Récemment, la brigade anti-braconnage de la direction provinciale des Eaux et Forêts, en collaboration avec des agents de la Société des bois de Lastourville (SBL), a réalisé une opération marquante à Koulamoutou, dans la province de l’Ogooué-Lolo. Cette action a permis la saisie de 45 animaux partiellement et totalement protégés, suivie de leur incinération à la décharge municipale. Cette initiative, bien que salutaire sur le plan environnemental, soulève des questions plus larges concernant les motivations socio-économiques du braconnage.

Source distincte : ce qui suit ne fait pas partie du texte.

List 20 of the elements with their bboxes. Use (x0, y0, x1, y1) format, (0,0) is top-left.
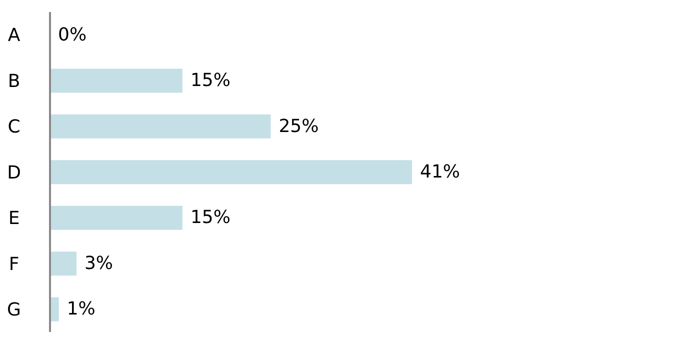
data-label: 1% (66, 298, 96, 320)
y-tick-label: C (8, 116, 20, 138)
bar (50, 68, 182, 93)
bar (50, 297, 59, 322)
bar (50, 114, 271, 138)
y-tick-label: F (8, 254, 20, 275)
data-label: 0% (58, 24, 87, 46)
data-label: 41% (420, 162, 460, 182)
data-label: 3% (84, 252, 114, 274)
bar (50, 252, 76, 276)
y-tick-label: D (7, 162, 21, 184)
y-tick-label: A (8, 25, 21, 46)
y-tick-label: G (7, 300, 21, 321)
data-label: 25% (278, 116, 319, 137)
data-label: 15% (190, 70, 230, 92)
bar (50, 160, 412, 184)
y-tick-label: B (8, 70, 20, 92)
y-tick-label: E (8, 208, 20, 230)
data-label: 15% (190, 207, 230, 228)
bar (50, 206, 182, 230)
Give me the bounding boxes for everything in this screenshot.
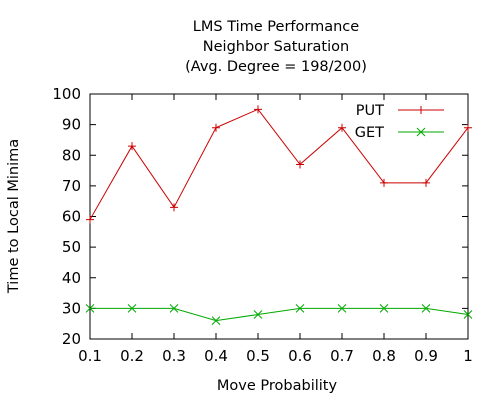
- data-point-put: [170, 203, 178, 212]
- data-point-get: [463, 310, 473, 319]
- y-tick-label: 90: [62, 116, 81, 134]
- y-tick-label: 20: [62, 330, 81, 348]
- data-point-get: [295, 304, 305, 313]
- data-point-get: [379, 304, 389, 313]
- x-tick-label: 0.1: [78, 347, 102, 365]
- y-axis-label: Time to Local Minima: [6, 139, 22, 294]
- legend-label-get: GET: [355, 125, 384, 141]
- series-line-get: [90, 307, 469, 322]
- y-axis: 20 30 40 50 60 70 80 90 100: [52, 85, 468, 348]
- x-tick-label: 0.2: [120, 347, 144, 365]
- data-point-get: [253, 310, 263, 319]
- data-point-put: [86, 215, 94, 224]
- y-tick-label: 100: [52, 85, 81, 103]
- data-point-get: [169, 304, 179, 313]
- x-tick-label: 0.3: [162, 347, 186, 365]
- chart-title-line-2: Neighbor Saturation: [203, 39, 349, 55]
- x-axis-label: Move Probability: [217, 378, 338, 394]
- x-tick-label: 0.6: [288, 347, 312, 365]
- x-tick-label: 0.5: [246, 347, 270, 365]
- series-line-put: [89, 108, 469, 220]
- chart-title: LMS Time Performance Neighbor Saturation…: [185, 19, 367, 75]
- x-tick-label: 0.4: [204, 347, 228, 365]
- plot-frame: [89, 93, 469, 340]
- data-point-put: [128, 142, 136, 151]
- data-point-put: [380, 178, 388, 187]
- x-tick-label: 0.7: [330, 347, 354, 365]
- chart-title-line-3: (Avg. Degree = 198/200): [185, 59, 367, 75]
- data-point-put: [422, 178, 430, 187]
- legend-marker-put: [417, 106, 425, 114]
- y-tick-label: 30: [62, 299, 81, 317]
- series-layer: [85, 105, 473, 325]
- data-point-get: [85, 304, 95, 313]
- data-point-put: [338, 123, 346, 132]
- legend-marker-get: [416, 127, 426, 137]
- data-point-put: [254, 105, 262, 114]
- data-point-put: [296, 160, 304, 169]
- y-tick-label: 70: [62, 177, 81, 195]
- y-tick-label: 80: [62, 146, 81, 164]
- x-tick-label: 0.8: [372, 347, 396, 365]
- y-tick-label: 50: [62, 238, 81, 256]
- data-point-get: [421, 304, 431, 313]
- data-point-put: [212, 123, 220, 132]
- data-point-get: [211, 316, 221, 325]
- legend-label-put: PUT: [356, 103, 384, 119]
- legend: PUT GET: [355, 103, 444, 141]
- data-point-get: [337, 304, 347, 313]
- x-axis: 0.1 0.2 0.3 0.4 0.5 0.6 0.7 0.8 0.9 1: [78, 94, 473, 365]
- x-tick-label: 0.9: [414, 347, 438, 365]
- data-point-get: [127, 304, 137, 313]
- series-get: [85, 304, 473, 325]
- x-tick-label: 1: [463, 347, 473, 365]
- y-tick-label: 40: [62, 269, 81, 287]
- series-put: [86, 105, 472, 224]
- data-point-put: [464, 123, 472, 132]
- y-tick-label: 60: [62, 208, 81, 226]
- chart-title-line-1: LMS Time Performance: [193, 19, 359, 35]
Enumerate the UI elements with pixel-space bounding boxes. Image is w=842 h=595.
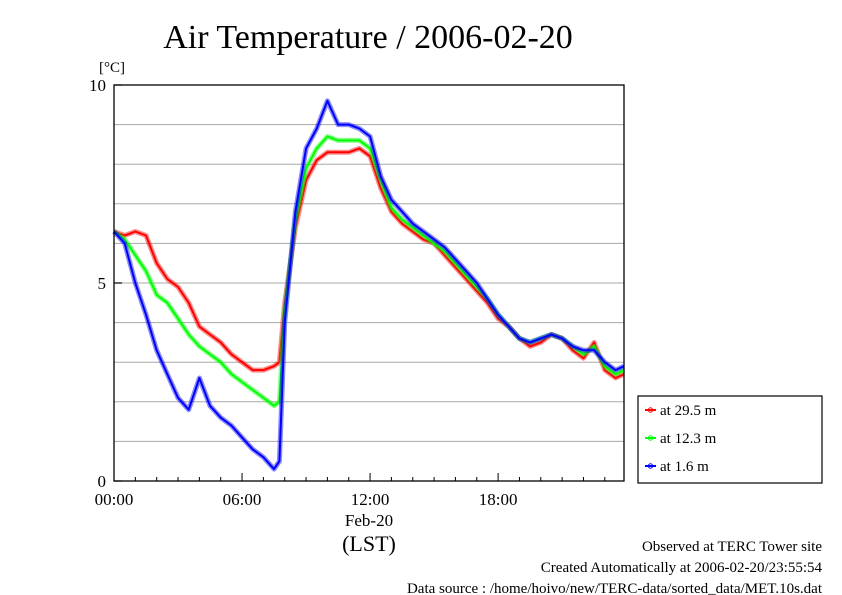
series-line xyxy=(113,99,625,471)
x-axis-date-label: Feb-20 xyxy=(345,511,393,530)
legend-marker xyxy=(647,407,654,413)
legend-marker xyxy=(647,463,654,469)
legend: at 29.5 m at 12.3 m at 1.6 m xyxy=(637,395,823,484)
footer-site-note: Observed at TERC Tower site xyxy=(642,539,822,555)
y-tick-label: 5 xyxy=(98,274,107,293)
x-tick-label: 06:00 xyxy=(223,490,262,509)
series-line xyxy=(113,147,625,379)
footer-data-source: Data source : /home/hoivo/new/TERC-data/… xyxy=(407,581,823,595)
series-halo xyxy=(113,145,626,381)
legend-label: at 29.5 m xyxy=(660,403,717,419)
axis-ticks: 0 5 10 00:00 06:00 12:00 18:00 xyxy=(89,76,606,509)
x-axis-title: (LST) xyxy=(342,531,396,556)
y-tick-label: 10 xyxy=(89,76,106,95)
x-tick-label: 18:00 xyxy=(479,490,518,509)
x-tick-label: 00:00 xyxy=(95,490,134,509)
series-lines xyxy=(112,98,626,472)
series-halo xyxy=(112,134,626,409)
legend-box xyxy=(637,395,823,484)
y-axis-unit-label: [°C] xyxy=(99,60,125,76)
legend-marker xyxy=(647,435,654,441)
x-tick-label: 12:00 xyxy=(351,490,390,509)
footer-created-note: Created Automatically at 2006-02-20/23:5… xyxy=(541,560,823,576)
legend-label: at 12.3 m xyxy=(660,431,717,447)
chart-title: Air Temperature / 2006-02-20 xyxy=(163,19,573,56)
legend-label: at 1.6 m xyxy=(660,459,709,475)
series-line xyxy=(113,135,625,407)
y-tick-label: 0 xyxy=(98,472,107,491)
grid-lines xyxy=(114,124,624,442)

Le colonel Ingrid Ontoula, directeur provincial des Eaux et Forêts, a qualifié cette saisie d’une des plus significatives depuis des années. Toutefois, il est crucial de comprendre que derrière ces chiffres se cache une réalité complexe. Le braconnage n’est pas seulement un acte criminel ; c’est souvent le résultat d’un désespoir économique. Pour beaucoup de personnes vivant à proximité des parcs nationaux et des réserves naturelles, la chasse illégale représente une source de revenus essentielle dans un contexte où les opportunités économiques sont limitées.
En outre, l’implication croissante de certains commerçants dans le commerce illégal d’animaux sauvages révèle une dynamique inquiétante. Ces acteurs économiques profitent d’un marché noir florissant qui alimente non seulement le braconnage, mais également la corruption au sein des communautés locales. Les réseaux qui se forment autour du commerce illégal mettent en péril les efforts de conservation et compromettent l’avenir des écosystèmes uniques du Gabon.
Cette opération ne doit donc pas seulement se concentrer sur l’application des lois existantes sur la faune et la flore. Elle doit également intégrer une approche éducative et sociale pour sensibiliser les acteurs locaux à l’importance de préserver la biodiversité. En investissant dans des programmes qui offrent des alternatives économiques viables aux communautés touchées par le braconnage, on peut espérer réduire cette pratique destructrice.
Il est essentiel que les autorités gabonaises s’engagent non seulement à protéger les espèces menacées mais aussi à renforcer le tissu socio-économique local. Une lutte efficace contre le braconnage doit s’accompagner d’une stratégie globale qui valorise les ressources naturelles tout en respectant les besoins des populations locales. La préservation de la biodiversité ne peut être dissociée du bien-être socio-économique des communautés qui en dépendent.
Si le Gabon souhaite vraiment avancer dans la protection de sa richesse naturelle, il doit adopter une vision holistique qui embrasse tant les enjeux environnementaux que sociaux et économiques. C’est ainsi qu’il sera possible d’assurer un avenir durable tant pour sa faune que pour ses habitants.